Fourteen of the 33 men named are dead. Many of them are elderly. The diocese said the most recent case of physical sexual abuse found in the investigation occurred in 1997. He said only one man on the list was criminally convicted.

“Although the incidents are in the past, the pain caused is still a present reality for the survivors of abuse and their loved ones,” McKnight said in a statement. He apologized for the actions of the priests and brothers, “and the incomplete transparency we have lived under by not making all their names public.”

McKnight said another 18 allegations have been made since August, and internal investigations into some of those claims are ongoing. He encouraged any additional victims to come forward.

McKnight said the diocese has spent $2.3 million on survivors of abuse since July 2003 and $2.1 million on the care of “credibly accused diocesan priests.”

David Clohessy, St. Louis director of the Survivors Network of those Abused by Priests, or SNAP, called the list “irresponsibly and painfully short on details.”
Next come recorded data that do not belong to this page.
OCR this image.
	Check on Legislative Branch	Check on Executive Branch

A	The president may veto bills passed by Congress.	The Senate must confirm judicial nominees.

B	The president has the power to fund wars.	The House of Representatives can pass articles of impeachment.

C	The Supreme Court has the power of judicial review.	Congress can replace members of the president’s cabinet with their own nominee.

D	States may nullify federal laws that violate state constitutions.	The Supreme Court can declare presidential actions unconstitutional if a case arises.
McKnight “should reveal where each of these men worked, when they were accused, when those allegations were deemed credible, why the years of secrecy, and where the men are now,” Clohessy said in a statement.

McKnight told reporters that he was not “trying to hide something” by declining to say where the men had served. He said many of them had served in a variety of places. He said it would be misleading to report only where allegations were made and also said some victims asked him not to reveal that kind of information.
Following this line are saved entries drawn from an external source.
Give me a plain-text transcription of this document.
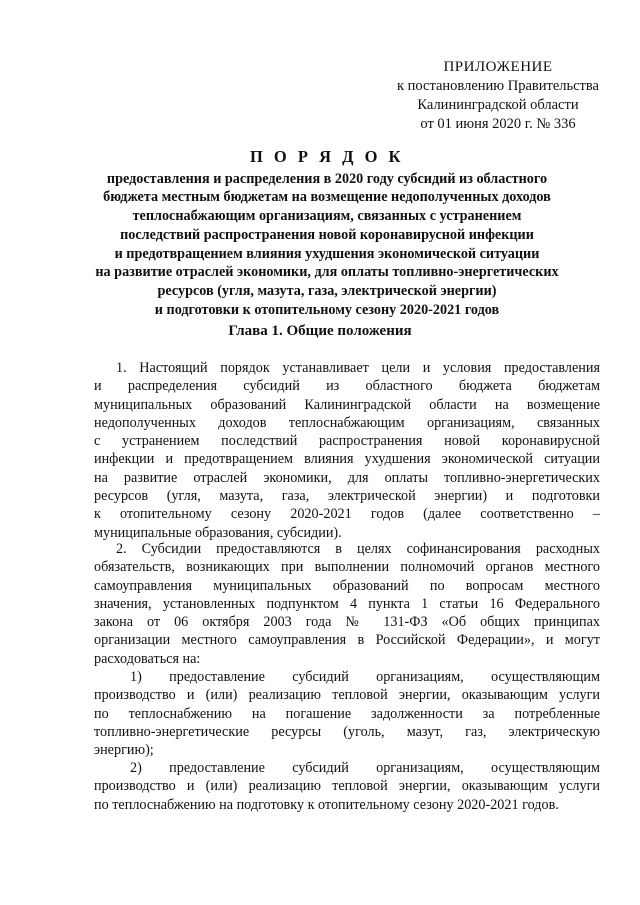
ПРИЛОЖЕНИЕ
к постановлению Правительства
Калининградской области
от 01 июня 2020 г. № 336
П О Р Я Д О К
предоставления и распределения в 2020 году субсидий из областного
бюджета местным бюджетам на возмещение недополученных доходов
теплоснабжающим организациям, связанных с устранением
последствий распространения новой коронавирусной инфекции
и предотвращением влияния ухудшения экономической ситуации
на развитие отраслей экономики, для оплаты топливно-энергетических
ресурсов (угля, мазута, газа, электрической энергии)
и подготовки к отопительному сезону 2020-2021 годов
Глава 1. Общие положения
1. Настоящий порядок устанавливает цели и условия предоставления
и распределения субсидий из областного бюджета бюджетам
муниципальных образований Калининградской области на возмещение
недополученных доходов теплоснабжающим организациям, связанных
с устранением последствий распространения новой коронавирусной
инфекции и предотвращением влияния ухудшения экономической ситуации
на развитие отраслей экономики, для оплаты топливно-энергетических
ресурсов (угля, мазута, газа, электрической энергии) и подготовки
к отопительному сезону 2020-2021 годов (далее соответственно –
муниципальные образования, субсидии).
2. Субсидии предоставляются в целях софинансирования расходных
обязательств, возникающих при выполнении полномочий органов местного
самоуправления муниципальных образований по вопросам местного
значения, установленных подпунктом 4 пункта 1 статьи 16 Федерального
закона от 06 октября 2003 года № 131-ФЗ «Об общих принципах
организации местного самоуправления в Российской Федерации», и могут
расходоваться на:
1) предоставление субсидий организациям, осуществляющим
производство и (или) реализацию тепловой энергии, оказывающим услуги
по теплоснабжению на погашение задолженности за потребленные
топливно-энергетические ресурсы (уголь, мазут, газ, электрическую
энергию);
2) предоставление субсидий организациям, осуществляющим
производство и (или) реализацию тепловой энергии, оказывающим услуги
по теплоснабжению на подготовку к отопительному сезону 2020-2021 годов.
The internal investigation is unrelated to an investigation announced in August by Missouri Attorney General Josh Hawley, in which the Diocese of Kansas City-St. Joseph, the Diocese of Jefferson City, the Diocese of Springfield-Cape Girardeau and the Archdiocese of St. Louis all agreed to open their records.

Hawley’s announcement came amid renewed concern about sexual abuse by priests that followed the release of a scathing report in Pennsylvania citing abuse of more than 1,000 children by hundreds of priests since the 1940s, along with cover-up by church leaders.

Mary Compton, a spokeswoman for Hawley, said that investigation is “active and ongoing,” but offered no timetable for when it will be completed.

“We are working as quickly as possible to carefully and thoroughly review all evidence obtained by our office,” Compton said in a statement. “The Pennsylvania Grand Jury completed its work in two years. Our Office believes Missourians deserve answers as soon as feasible.”

Hawley on Tuesday defeated incumbent Democrat Claire McCaskill in the race for U.S. Senate. Gov. Mike Parson will name a replacement.

Jack Smith, spokesman for the Catholic Diocese of Kansas City-St. Joseph, said the diocese also plans to release a list of names but will wait until the attorney general’s investigation is complete.

AP reporters Margaret Stafford in Kansas City, Mo., and Jim Salter in St. Louis contributed to this report.